Tom Gallant, who with wife Maria Gatta-Gallant is only the third owner of the Scotia landmark in its nearly 80-year history, said the name has an origin that made more sense when it was chosen: There was no Northway, so folks heading north to the Saratoga Race Course would take state highways, and turn onto Route 50 at the corner where Turf Tavern sits.
Back in 1940, “turf” was a common term for the sport of horse racing, though it now refers only to the grass surface on some courses.
The more important question than the name’s origin might be: How does a place last eight decades under the same name in the fickle restaurant business?
Just serve great food in a comfortable atmosphere six days a week, Gallant said.
“Consistency, pride in our work, from our dishwashers to our cooks to our servers,” he explained. “My wife runs the front of the house, I run the kitchen.”
Last Tuesday evening, the parking lot was nearly full and the kitchen its usual beehive of activity. A low hum of conversation filled the dining rooms as dinner progressed.
Gallant describes the vibe as “casual elegance,” which seems about right — it’s a good balance of formal and comfortable.
The menu is classic American — hand-cut steaks, fresh seafood, salads, pasta. Gatta-Gallant has been adding her baking skills to the mix as well, and she now has a regular presence on the dessert menu.
“She makes a spectacular hummingbird cake,” Gallant said. “It’s a little bit of Southern deliciousness. It’s unique.”
The couple has owned the Turf Tavern for nearly a quarter-century, buying it in 1996 from the Karamanos family, who’d run it since the 1950s.
It has been good to Maria and Tom, and allowed them to send their four children to college. But as anyone in the restaurant industry knows, the money is hard-earned, with heavy work and long hours.
“Maybe they saw the grind we put in.” Gallant said. “It’s a lot.”
But he allowed: “Pride comes when you put a solid workday in.”
Gallant has spent his adult life in the business.
“When I was a kid in the Boston area, I was a caddie, and I hung out at the snack bar. I sort of enjoyed watching the guys in the restaurant and the snack bar.”
There was an excellent vocational education program in his school district, and Gallant got on the culinary track.
An internship with Disney followed, then jobs at Magic Kingdom and Epcot Center in Florida, then a long stint at Marriott’s old food service division. The last assignment was at GE Global Research in Niskayuna, across the Mohawk River and downstream from the Turf Tavern, whose owners were getting ready to sell the place.
Gatta-Gallant’s uncle was friends with the Karamanos family, and alerted Tom and Maria to the impending opportunity.
The couple bought the Turf Tavern, and got a little advice from the departing owner: Change the name, which by 1996 didn’t make quite as much sense as in 1940. He said he wished he had done so himself, back when he bought it.
No thanks, Tom and Maria decided — by that time, the name was too well-known to lose.

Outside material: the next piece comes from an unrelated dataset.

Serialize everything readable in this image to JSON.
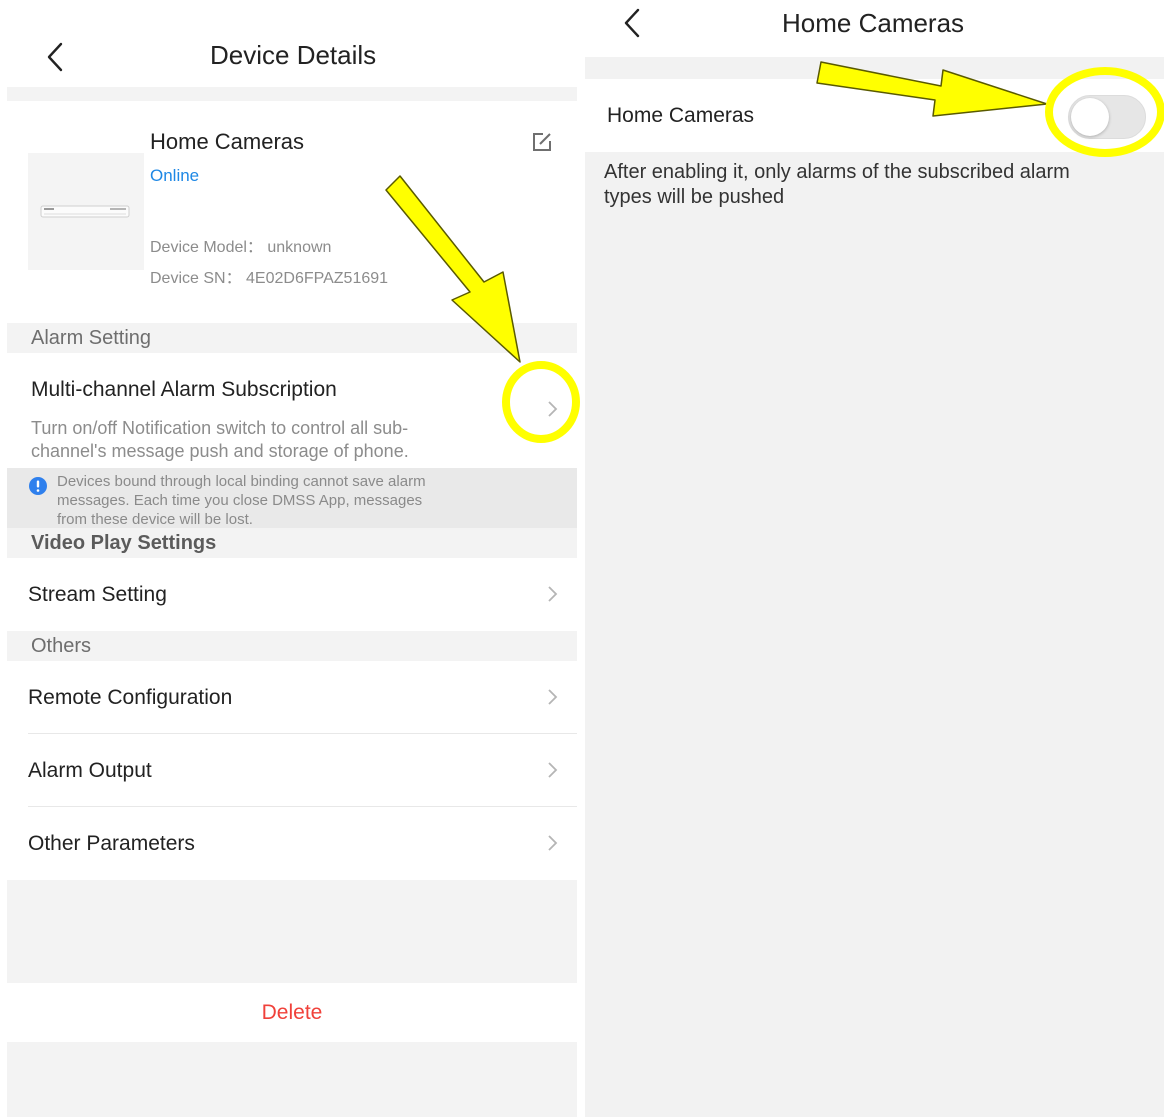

And so it remains Turf Tavern. But the place today is significantly changed in size and layout from the Turf Tavern of 1940. With multiple expansions, the dining areas and banquet hall each seat about 100, and the kitchen is sufficient that both sides of the house can operate at the same time. The only thing they can’t do is function as a single 200-seat venue — the dining and banquet areas are too widely separated by the kitchen.
Turf Tavern is a neighborhood place frequented by generations of locals but it also draws from beyond Scotia and Glenville, thanks to word of mouth and a little advertising here and there.
Gallant is especially proud when someone from northern Saratoga County drives past a bunch of places closer to home to eat at his restaurant.
“It’s nice to see folks coming from areas very populated with restaurants,” he said.